1. If what you want is to have a form of test which runs differently, see first if this can be accomplished with a Delia recipe combined, perhaps, with use of -set to create new global variables. The combination is quite potent.

2. But if that isn't good enough, try to do it with a minimal extension to the Delia language. You'll need to make matching changes to Delia::compile and Tester::test, and to add documentation to Writing Intest Recipes.

3. If that still isn't good enough, and what you really need is a different way to process existing recipes, see if a new action — such as -test, -bless, -rebless and so on — would meet your needs. If so, add this to Actions::read_do_instructions and Actions::perform, and document it at Intest at the Command Line.

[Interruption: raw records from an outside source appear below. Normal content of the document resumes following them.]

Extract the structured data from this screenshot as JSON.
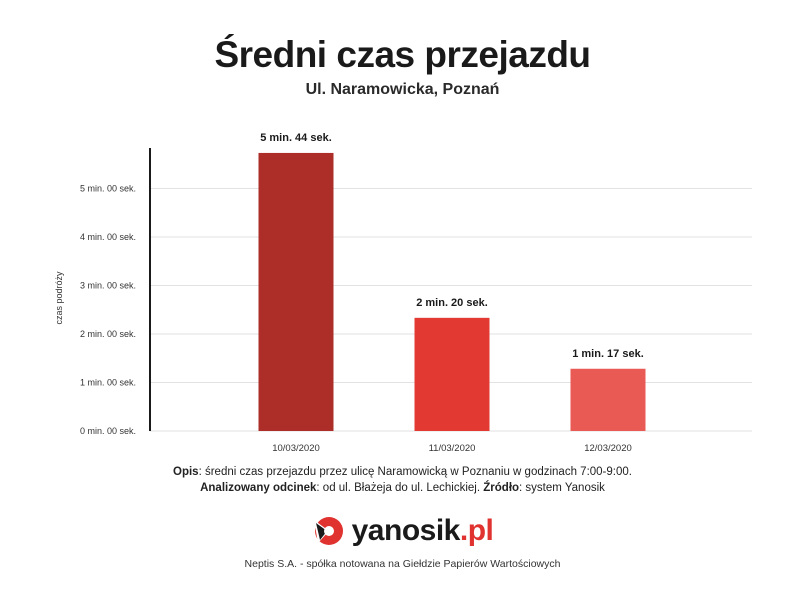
{
  "header": {
    "title": "Średni czas przejazdu",
    "subtitle": "Ul. Naramowicka, Poznań"
  },
  "chart_data": {
    "type": "bar",
    "categories": [
      "10/03/2020",
      "11/03/2020",
      "12/03/2020"
    ],
    "values": [
      344,
      140,
      77
    ],
    "value_labels": [
      "5 min. 44 sek.",
      "2 min. 20 sek.",
      "1 min. 17 sek."
    ],
    "ylabel": "czas podróży",
    "ylim": [
      0,
      360
    ],
    "yticks": [
      0,
      60,
      120,
      180,
      240,
      300
    ],
    "ytick_labels": [
      "0 min. 00 sek.",
      "1 min. 00 sek.",
      "2 min. 00 sek.",
      "3 min. 00 sek.",
      "4 min. 00 sek.",
      "5 min. 00 sek."
    ],
    "grid": true,
    "bar_colors": [
      "#ad2e29",
      "#e23a33",
      "#ea5a55"
    ]
  },
  "caption": {
    "opis_label": "Opis",
    "opis_text": ": średni czas przejazdu przez ulicę Naramowicką w Poznaniu w godzinach 7:00-9:00.",
    "odcinek_label": "Analizowany odcinek",
    "odcinek_text": ": od ul. Błażeja do ul. Lechickiej. ",
    "zrodlo_label": "Źródło",
    "zrodlo_text": ": system Yanosik"
  },
  "logo": {
    "name": "yanosik",
    "tld": ".pl",
    "icon": "yanosik-logo-icon",
    "accent_color": "#e0322f"
  },
  "footer": {
    "text": "Neptis S.A. - spółka notowana na Giełdzie Papierów Wartościowych"
  }
}
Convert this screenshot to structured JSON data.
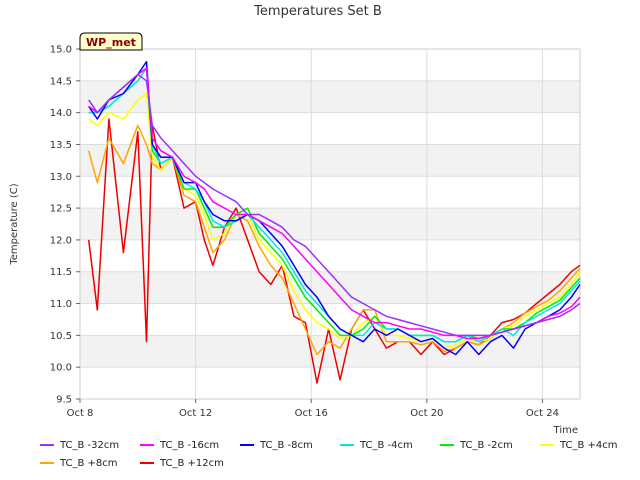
{
  "chart_data": {
    "type": "line",
    "title": "Temperatures Set B",
    "xlabel": "Time",
    "ylabel": "Temperature (C)",
    "annotation": "WP_met",
    "xlim": [
      8,
      25.3
    ],
    "ylim": [
      9.5,
      15.0
    ],
    "xticks": [
      8,
      12,
      16,
      20,
      24
    ],
    "xtick_labels": [
      "Oct 8",
      "Oct 12",
      "Oct 16",
      "Oct 20",
      "Oct 24"
    ],
    "yticks": [
      9.5,
      10.0,
      10.5,
      11.0,
      11.5,
      12.0,
      12.5,
      13.0,
      13.5,
      14.0,
      14.5,
      15.0
    ],
    "ytick_labels": [
      "9.5",
      "10.0",
      "10.5",
      "11.0",
      "11.5",
      "12.0",
      "12.5",
      "13.0",
      "13.5",
      "14.0",
      "14.5",
      "15.0"
    ],
    "x_unit": "day of October",
    "grid": true,
    "legend_position": "bottom",
    "x": [
      8.3,
      8.6,
      9.0,
      9.5,
      10.0,
      10.3,
      10.5,
      10.8,
      11.2,
      11.6,
      12.0,
      12.3,
      12.6,
      13.0,
      13.4,
      13.8,
      14.2,
      14.6,
      15.0,
      15.4,
      15.8,
      16.2,
      16.6,
      17.0,
      17.4,
      17.8,
      18.2,
      18.6,
      19.0,
      19.4,
      19.8,
      20.2,
      20.6,
      21.0,
      21.4,
      21.8,
      22.2,
      22.6,
      23.0,
      23.4,
      23.8,
      24.2,
      24.6,
      25.0,
      25.3
    ],
    "series": [
      {
        "name": "TC_B -32cm",
        "color": "#9b30ff",
        "values": [
          14.2,
          14.0,
          14.2,
          14.4,
          14.6,
          14.5,
          13.8,
          13.6,
          13.4,
          13.2,
          13.0,
          12.9,
          12.8,
          12.7,
          12.6,
          12.4,
          12.4,
          12.3,
          12.2,
          12.0,
          11.9,
          11.7,
          11.5,
          11.3,
          11.1,
          11.0,
          10.9,
          10.8,
          10.75,
          10.7,
          10.65,
          10.6,
          10.55,
          10.5,
          10.5,
          10.5,
          10.5,
          10.55,
          10.6,
          10.65,
          10.7,
          10.75,
          10.8,
          10.9,
          11.0
        ]
      },
      {
        "name": "TC_B -16cm",
        "color": "#ff00ff",
        "values": [
          14.1,
          14.0,
          14.2,
          14.4,
          14.6,
          14.7,
          13.6,
          13.4,
          13.3,
          13.0,
          12.9,
          12.8,
          12.6,
          12.5,
          12.4,
          12.4,
          12.3,
          12.2,
          12.1,
          11.9,
          11.7,
          11.5,
          11.3,
          11.1,
          10.9,
          10.8,
          10.7,
          10.7,
          10.65,
          10.6,
          10.6,
          10.55,
          10.5,
          10.5,
          10.45,
          10.45,
          10.5,
          10.55,
          10.6,
          10.65,
          10.7,
          10.8,
          10.85,
          10.95,
          11.1
        ]
      },
      {
        "name": "TC_B -8cm",
        "color": "#0000ff",
        "values": [
          14.1,
          13.9,
          14.2,
          14.3,
          14.6,
          14.8,
          13.5,
          13.3,
          13.3,
          12.9,
          12.9,
          12.6,
          12.4,
          12.3,
          12.3,
          12.4,
          12.3,
          12.1,
          11.9,
          11.6,
          11.3,
          11.1,
          10.8,
          10.6,
          10.5,
          10.4,
          10.6,
          10.5,
          10.6,
          10.5,
          10.4,
          10.45,
          10.3,
          10.2,
          10.4,
          10.2,
          10.4,
          10.5,
          10.3,
          10.6,
          10.7,
          10.8,
          10.9,
          11.1,
          11.3
        ]
      },
      {
        "name": "TC_B -4cm",
        "color": "#00e5ee",
        "values": [
          14.0,
          14.0,
          14.1,
          14.3,
          14.5,
          14.7,
          13.5,
          13.2,
          13.3,
          12.9,
          12.8,
          12.6,
          12.3,
          12.2,
          12.3,
          12.4,
          12.2,
          12.0,
          11.8,
          11.5,
          11.2,
          11.0,
          10.8,
          10.6,
          10.5,
          10.5,
          10.7,
          10.6,
          10.6,
          10.5,
          10.5,
          10.5,
          10.4,
          10.4,
          10.5,
          10.4,
          10.5,
          10.6,
          10.5,
          10.7,
          10.8,
          10.9,
          11.0,
          11.2,
          11.35
        ]
      },
      {
        "name": "TC_B -2cm",
        "color": "#00ee00",
        "values": [
          14.0,
          14.0,
          14.1,
          14.3,
          14.5,
          14.7,
          13.4,
          13.2,
          13.3,
          12.8,
          12.8,
          12.5,
          12.2,
          12.2,
          12.4,
          12.5,
          12.1,
          11.9,
          11.7,
          11.4,
          11.1,
          10.9,
          10.7,
          10.5,
          10.5,
          10.6,
          10.8,
          10.6,
          10.6,
          10.5,
          10.5,
          10.5,
          10.4,
          10.4,
          10.5,
          10.45,
          10.5,
          10.6,
          10.6,
          10.7,
          10.85,
          10.95,
          11.05,
          11.25,
          11.4
        ]
      },
      {
        "name": "TC_B +4cm",
        "color": "#ffff00",
        "values": [
          13.9,
          13.8,
          14.0,
          13.9,
          14.2,
          14.3,
          13.3,
          13.1,
          13.3,
          12.8,
          12.7,
          12.4,
          12.0,
          12.1,
          12.4,
          12.4,
          12.0,
          11.8,
          11.6,
          11.2,
          10.9,
          10.7,
          10.6,
          10.45,
          10.5,
          10.7,
          10.8,
          10.5,
          10.5,
          10.45,
          10.4,
          10.45,
          10.3,
          10.35,
          10.45,
          10.4,
          10.45,
          10.6,
          10.65,
          10.8,
          10.9,
          11.0,
          11.1,
          11.3,
          11.5
        ]
      },
      {
        "name": "TC_B +8cm",
        "color": "#ffa500",
        "values": [
          13.4,
          12.9,
          13.6,
          13.2,
          13.8,
          13.5,
          13.2,
          13.1,
          13.3,
          12.7,
          12.6,
          12.2,
          11.8,
          12.0,
          12.4,
          12.3,
          11.9,
          11.6,
          11.4,
          11.0,
          10.6,
          10.2,
          10.4,
          10.3,
          10.6,
          10.9,
          10.9,
          10.4,
          10.4,
          10.4,
          10.35,
          10.4,
          10.25,
          10.3,
          10.4,
          10.35,
          10.45,
          10.6,
          10.7,
          10.85,
          10.95,
          11.05,
          11.2,
          11.4,
          11.55
        ]
      },
      {
        "name": "TC_B +12cm",
        "color": "#ee0000",
        "values": [
          12.0,
          10.9,
          13.9,
          11.8,
          13.7,
          10.4,
          13.8,
          13.1,
          13.3,
          12.5,
          12.6,
          12.0,
          11.6,
          12.2,
          12.5,
          12.0,
          11.5,
          11.3,
          11.6,
          10.8,
          10.7,
          9.75,
          10.6,
          9.8,
          10.6,
          10.9,
          10.6,
          10.3,
          10.4,
          10.4,
          10.2,
          10.4,
          10.2,
          10.3,
          10.4,
          10.35,
          10.5,
          10.7,
          10.75,
          10.85,
          11.0,
          11.15,
          11.3,
          11.5,
          11.6
        ]
      }
    ]
  }
}
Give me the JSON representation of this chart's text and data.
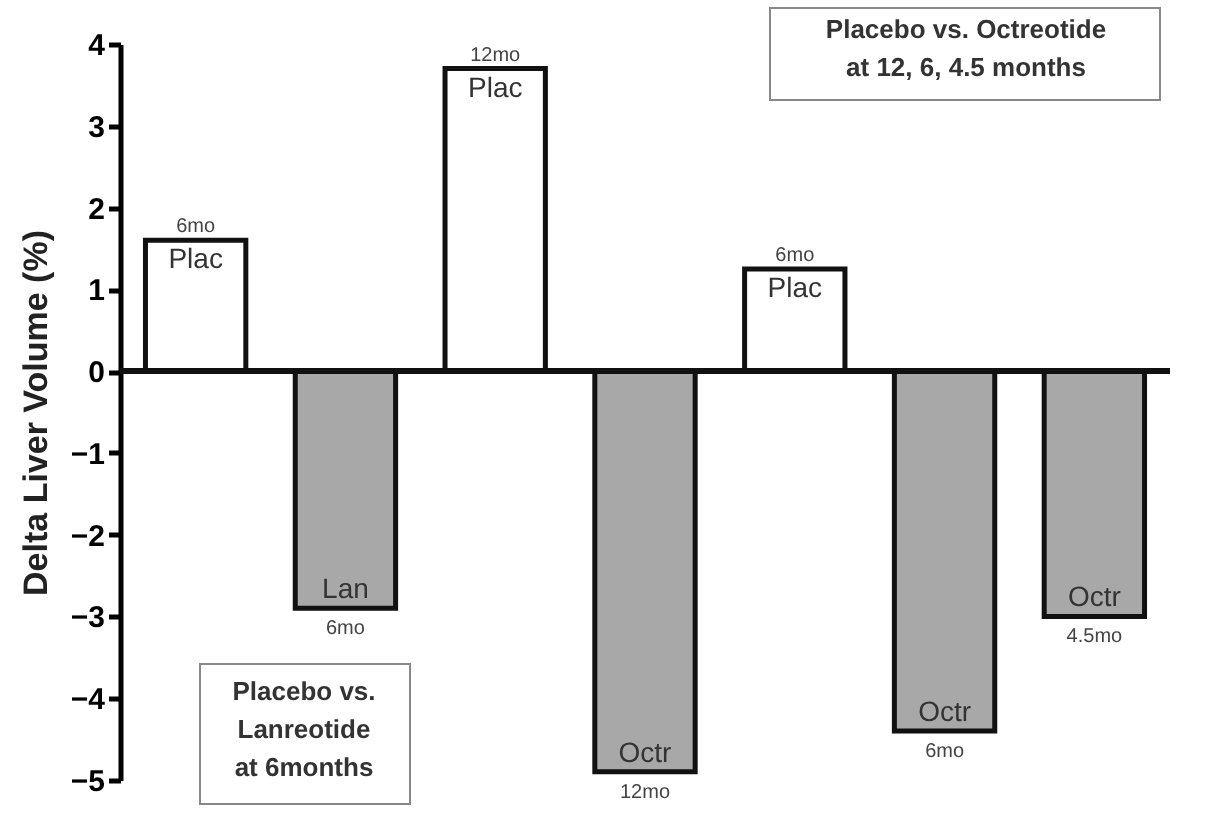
{
  "chart_data": {
    "type": "bar",
    "ylabel": "Delta Liver Volume (%)",
    "categories": [
      null,
      null,
      null,
      null,
      null,
      null,
      null
    ],
    "values": [
      1.6,
      -2.9,
      3.7,
      -4.9,
      1.25,
      -4.4,
      -3.0
    ],
    "colors": [
      "#ffffff",
      "#a8a8a8",
      "#ffffff",
      "#a8a8a8",
      "#ffffff",
      "#a8a8a8",
      "#a8a8a8"
    ],
    "ylim": [
      -5,
      4
    ],
    "yticks": [
      -5,
      -4,
      -3,
      -2,
      -1,
      0,
      1,
      2,
      3,
      4
    ],
    "annotations": [
      {
        "text": "Plac",
        "y": 1.6
      },
      {
        "text": "6mo",
        "y": 1.6
      },
      {
        "text": "Lan",
        "y": -2.9
      },
      {
        "text": "6mo",
        "y": -2.9
      },
      {
        "text": "Plac",
        "y": 3.7
      },
      {
        "text": "12mo",
        "y": 3.7
      },
      {
        "text": "Octr",
        "y": -4.9
      },
      {
        "text": "12mo",
        "y": -4.9
      },
      {
        "text": "Plac",
        "y": 1.25
      },
      {
        "text": "6mo",
        "y": 1.25
      },
      {
        "text": "Octr",
        "y": -4.4
      },
      {
        "text": "6mo",
        "y": -4.4
      },
      {
        "text": "Octr",
        "y": -3.0
      },
      {
        "text": "4.5mo",
        "y": -3.0
      },
      "Placebo vs. Octreotide\nat 12, 6, 4.5 months",
      "Placebo vs.\nLanreotide\nat 6months"
    ]
  }
}
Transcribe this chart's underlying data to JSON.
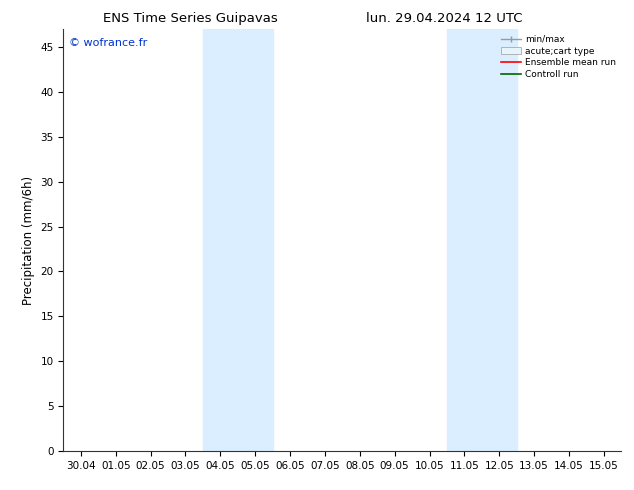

4. Only if that really can't cope should you add a new OPTION block option, but if so, see Instructions::read and Instructions::respond, and again, document at Intest at the Command Line.

5. If what you want is to expand the universe of test cases in a new way — say, to pull them down from some Internet-based repository rather than read them from local files — create a new category of test_source, and add this to RecipeFiles::read_using_instructions.

6. As with any program built on Foundation, if you are creating a new class of object, don't forget to declare it in Basics.